La place des femmes s’est-elle améliorée dans les entreprises en Suisse?
Line Pillet: La situation a globalement évolué positivement ces dernières années. Le taux de femmes actives occupées est aujourd’hui à 60% (taux en équivalents plein-temps, ndlr). En 2019, environ la moitié d’entre elles exerçaient une profession hautement qualifiée, ce qui représente une augmentation d’environ 20% en comparaison à 2010 selon les données de l’Office fédéral de la statistique (OFS). C’est particulièrement le cas dans les PME. Cette évolution reste néanmoins plus difficile dans les grandes entreprises, qui fonctionnent encore souvent de façon très hiérarchique, avec une vision plus traditionnelle du leadership. Les défis restent donc nombreux.
La Suisse reste encore loin de l’égalité salariale, avec un écart de près de 20% entre femmes et hommes. Comment l’expliquer?
Malheureusement, cette idée qu’une femme fera une carrière moins rectiligne, souvent à temps partiel, persiste. Elle laisse place à de nombreux préjugés, comme le fait que ces candidates s’engageront moins. Pourtant, ce n’est pas parce qu’un parcours de carrière est temporairement interrompu que les compétences seront moindres, au contraire! De nombreuses femmes en profitent pour continuer à se former.
Travailler à temps partiel constitue-t-il un frein pour accéder à un poste à responsabilité?
Il peut être difficile d’accéder à un poste à responsabilité avec un taux de travail à 40%, par exemple. Néanmoins, beaucoup de ces fonctions peuvent être gérées à 80%. Il existe également de nouveaux modèles de travail intéressants, comme le «job sharing» (partage de poste). Cette méthode demande une bonne coordination et une complémentarité entre les deux personnes qui se partagent la tâche, mais les avantages sont considérables, en matière de disponibilité comme pour les prises de décision.
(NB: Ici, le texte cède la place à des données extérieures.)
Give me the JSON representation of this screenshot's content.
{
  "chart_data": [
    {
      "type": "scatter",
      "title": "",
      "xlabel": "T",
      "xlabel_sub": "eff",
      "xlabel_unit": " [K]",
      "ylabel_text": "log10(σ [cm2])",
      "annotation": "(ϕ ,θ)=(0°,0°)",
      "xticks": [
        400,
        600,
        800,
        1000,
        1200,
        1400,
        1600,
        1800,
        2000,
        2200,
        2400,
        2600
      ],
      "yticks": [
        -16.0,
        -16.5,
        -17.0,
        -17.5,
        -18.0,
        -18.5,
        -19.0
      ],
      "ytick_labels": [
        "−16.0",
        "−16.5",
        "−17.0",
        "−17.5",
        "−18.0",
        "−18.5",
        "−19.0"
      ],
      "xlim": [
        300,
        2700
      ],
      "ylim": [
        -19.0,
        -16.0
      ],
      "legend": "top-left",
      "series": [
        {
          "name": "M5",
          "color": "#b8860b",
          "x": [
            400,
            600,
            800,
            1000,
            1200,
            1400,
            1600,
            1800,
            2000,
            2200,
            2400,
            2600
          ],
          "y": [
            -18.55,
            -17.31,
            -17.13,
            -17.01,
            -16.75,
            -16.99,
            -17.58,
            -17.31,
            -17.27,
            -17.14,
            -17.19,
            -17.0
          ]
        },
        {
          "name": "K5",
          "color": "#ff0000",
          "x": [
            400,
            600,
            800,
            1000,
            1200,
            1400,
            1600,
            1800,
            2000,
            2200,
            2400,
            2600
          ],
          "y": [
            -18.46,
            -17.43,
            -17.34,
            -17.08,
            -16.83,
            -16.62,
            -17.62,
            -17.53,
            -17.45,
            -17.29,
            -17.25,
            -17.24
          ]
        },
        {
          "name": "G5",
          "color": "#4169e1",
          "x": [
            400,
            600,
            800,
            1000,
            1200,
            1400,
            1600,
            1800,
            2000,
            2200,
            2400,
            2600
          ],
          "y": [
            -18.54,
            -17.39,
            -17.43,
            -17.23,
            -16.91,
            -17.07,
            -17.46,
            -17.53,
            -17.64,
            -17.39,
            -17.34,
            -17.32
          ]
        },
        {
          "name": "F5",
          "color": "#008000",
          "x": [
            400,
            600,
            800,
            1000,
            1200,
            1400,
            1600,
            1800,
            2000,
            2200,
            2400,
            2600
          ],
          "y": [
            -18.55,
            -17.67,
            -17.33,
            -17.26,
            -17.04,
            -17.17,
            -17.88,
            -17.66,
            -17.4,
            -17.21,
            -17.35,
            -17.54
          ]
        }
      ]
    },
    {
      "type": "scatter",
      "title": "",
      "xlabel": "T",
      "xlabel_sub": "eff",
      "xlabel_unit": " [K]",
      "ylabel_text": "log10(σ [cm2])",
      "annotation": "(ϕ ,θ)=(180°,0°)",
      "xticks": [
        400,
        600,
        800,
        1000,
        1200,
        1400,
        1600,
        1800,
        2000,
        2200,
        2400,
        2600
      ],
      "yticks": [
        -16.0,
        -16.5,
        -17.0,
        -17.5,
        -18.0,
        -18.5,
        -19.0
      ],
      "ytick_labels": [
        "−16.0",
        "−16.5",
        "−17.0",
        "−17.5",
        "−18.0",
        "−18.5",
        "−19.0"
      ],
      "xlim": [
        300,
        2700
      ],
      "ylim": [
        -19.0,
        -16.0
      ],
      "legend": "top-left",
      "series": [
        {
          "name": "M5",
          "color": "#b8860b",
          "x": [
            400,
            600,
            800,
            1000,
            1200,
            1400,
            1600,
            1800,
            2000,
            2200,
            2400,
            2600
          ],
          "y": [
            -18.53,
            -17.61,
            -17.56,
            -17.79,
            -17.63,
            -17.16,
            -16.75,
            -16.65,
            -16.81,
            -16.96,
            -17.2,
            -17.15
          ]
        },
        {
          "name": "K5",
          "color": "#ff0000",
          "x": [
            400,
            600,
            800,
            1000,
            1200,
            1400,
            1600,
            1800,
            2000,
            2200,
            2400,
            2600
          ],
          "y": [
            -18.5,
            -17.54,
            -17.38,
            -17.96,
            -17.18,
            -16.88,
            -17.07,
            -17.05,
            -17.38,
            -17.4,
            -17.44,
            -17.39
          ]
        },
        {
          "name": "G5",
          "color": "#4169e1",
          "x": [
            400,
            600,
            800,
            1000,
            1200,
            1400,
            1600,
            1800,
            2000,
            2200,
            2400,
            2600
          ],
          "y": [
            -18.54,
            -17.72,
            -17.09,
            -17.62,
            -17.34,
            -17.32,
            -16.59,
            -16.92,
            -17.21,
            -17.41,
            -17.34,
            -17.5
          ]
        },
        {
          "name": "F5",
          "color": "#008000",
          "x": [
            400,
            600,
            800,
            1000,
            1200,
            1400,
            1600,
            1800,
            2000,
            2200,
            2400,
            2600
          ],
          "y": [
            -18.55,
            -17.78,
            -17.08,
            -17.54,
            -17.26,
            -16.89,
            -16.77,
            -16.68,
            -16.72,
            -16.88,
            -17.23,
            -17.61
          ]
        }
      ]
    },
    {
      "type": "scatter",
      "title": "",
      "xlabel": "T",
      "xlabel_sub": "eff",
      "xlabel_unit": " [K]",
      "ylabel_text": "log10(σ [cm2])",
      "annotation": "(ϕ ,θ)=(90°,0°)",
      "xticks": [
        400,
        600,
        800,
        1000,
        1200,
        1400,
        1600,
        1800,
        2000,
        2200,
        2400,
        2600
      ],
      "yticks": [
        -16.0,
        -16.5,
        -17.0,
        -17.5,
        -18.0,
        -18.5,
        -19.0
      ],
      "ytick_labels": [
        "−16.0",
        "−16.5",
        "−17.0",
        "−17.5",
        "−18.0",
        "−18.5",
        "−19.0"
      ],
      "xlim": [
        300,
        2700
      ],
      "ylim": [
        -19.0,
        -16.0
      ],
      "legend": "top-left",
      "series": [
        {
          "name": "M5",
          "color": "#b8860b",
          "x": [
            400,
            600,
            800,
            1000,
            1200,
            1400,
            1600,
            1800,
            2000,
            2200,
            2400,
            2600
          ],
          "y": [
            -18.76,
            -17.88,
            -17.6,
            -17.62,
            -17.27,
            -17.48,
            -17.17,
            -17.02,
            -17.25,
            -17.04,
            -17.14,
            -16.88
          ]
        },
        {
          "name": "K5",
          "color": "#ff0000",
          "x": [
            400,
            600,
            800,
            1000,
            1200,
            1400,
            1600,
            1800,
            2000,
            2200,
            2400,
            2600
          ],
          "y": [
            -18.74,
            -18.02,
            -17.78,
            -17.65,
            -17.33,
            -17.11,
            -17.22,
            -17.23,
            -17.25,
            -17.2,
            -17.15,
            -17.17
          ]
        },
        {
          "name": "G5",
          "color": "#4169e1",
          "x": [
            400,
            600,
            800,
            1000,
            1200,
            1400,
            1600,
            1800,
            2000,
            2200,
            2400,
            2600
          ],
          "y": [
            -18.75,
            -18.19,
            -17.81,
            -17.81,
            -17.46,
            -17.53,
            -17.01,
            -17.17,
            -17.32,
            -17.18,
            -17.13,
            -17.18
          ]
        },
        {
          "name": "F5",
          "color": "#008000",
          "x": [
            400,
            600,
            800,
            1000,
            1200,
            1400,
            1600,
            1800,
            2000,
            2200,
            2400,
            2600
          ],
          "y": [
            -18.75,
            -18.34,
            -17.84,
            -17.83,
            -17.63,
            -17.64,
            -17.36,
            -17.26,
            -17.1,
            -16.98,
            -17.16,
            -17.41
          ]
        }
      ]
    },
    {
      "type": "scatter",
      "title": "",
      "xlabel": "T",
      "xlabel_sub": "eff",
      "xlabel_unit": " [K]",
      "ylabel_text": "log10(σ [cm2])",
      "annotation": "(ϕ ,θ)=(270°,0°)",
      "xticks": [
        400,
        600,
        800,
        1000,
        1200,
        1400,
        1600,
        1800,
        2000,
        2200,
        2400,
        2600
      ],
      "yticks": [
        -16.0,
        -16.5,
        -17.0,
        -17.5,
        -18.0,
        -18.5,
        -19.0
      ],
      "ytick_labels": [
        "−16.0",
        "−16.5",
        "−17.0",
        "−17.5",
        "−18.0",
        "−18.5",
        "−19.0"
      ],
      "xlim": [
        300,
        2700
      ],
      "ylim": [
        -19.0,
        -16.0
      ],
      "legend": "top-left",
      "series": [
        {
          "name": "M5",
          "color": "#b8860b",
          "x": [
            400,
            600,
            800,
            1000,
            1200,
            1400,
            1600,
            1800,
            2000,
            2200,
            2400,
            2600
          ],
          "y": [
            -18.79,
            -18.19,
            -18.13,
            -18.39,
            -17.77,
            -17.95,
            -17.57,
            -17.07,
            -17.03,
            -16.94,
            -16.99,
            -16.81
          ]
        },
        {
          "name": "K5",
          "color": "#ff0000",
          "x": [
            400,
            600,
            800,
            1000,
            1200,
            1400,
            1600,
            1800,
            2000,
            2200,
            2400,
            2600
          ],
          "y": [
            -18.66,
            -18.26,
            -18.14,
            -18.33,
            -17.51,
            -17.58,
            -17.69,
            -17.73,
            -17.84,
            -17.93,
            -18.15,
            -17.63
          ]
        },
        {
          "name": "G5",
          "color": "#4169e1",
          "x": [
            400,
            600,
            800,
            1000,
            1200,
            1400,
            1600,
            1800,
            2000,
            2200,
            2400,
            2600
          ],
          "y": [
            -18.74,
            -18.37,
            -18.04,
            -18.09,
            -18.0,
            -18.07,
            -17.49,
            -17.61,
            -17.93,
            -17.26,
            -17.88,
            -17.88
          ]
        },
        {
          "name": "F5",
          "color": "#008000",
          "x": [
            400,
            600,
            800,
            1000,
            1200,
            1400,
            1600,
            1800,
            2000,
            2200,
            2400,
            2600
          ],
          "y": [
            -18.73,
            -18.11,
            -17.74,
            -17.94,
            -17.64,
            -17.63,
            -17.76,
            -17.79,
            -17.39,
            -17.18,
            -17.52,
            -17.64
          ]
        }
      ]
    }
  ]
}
Ce modèle représente un gain de productivité pour l’entreprise et permet une meilleure conciliation de l’équilibre travail-famille.
Quels sont les principaux défis pour les femmes, selon vous?
La représentation équitable des hommes et des femmes à la tête des grandes entreprises ne progresse que très lentement, malgré la nouvelle loi en vigueur. Selon l’étude «Business monitor 2019», elles sont moins de 20% à être membres du conseil d’une société anonyme en Suisse et seulement 9% à en occuper la présidence. Autre défi majeur: l’égalité salariale. Les salaires doivent être définis en fonction des compétences et des responsabilités. Les femmes ont ici leur rôle à jouer, en se renseignant sur les barèmes et les salaires appliqués au sein de l’entreprise. Il sera ainsi plus facile de négocier une rémunération juste.
Enfin, la question de la prévoyance est un élément central. Notre système est équitable au niveau du 1er et du 2e pilier, mais ce n’est pas le cas pour le 3e, qui n’est accessible qu’aux personnes exerçant une activité professionnelle rémunérée. Ce modèle pénalise de nombreuses femmes mais aussi des couples. Il devient donc urgent de repenser le cadre légal de notre couverture retraite.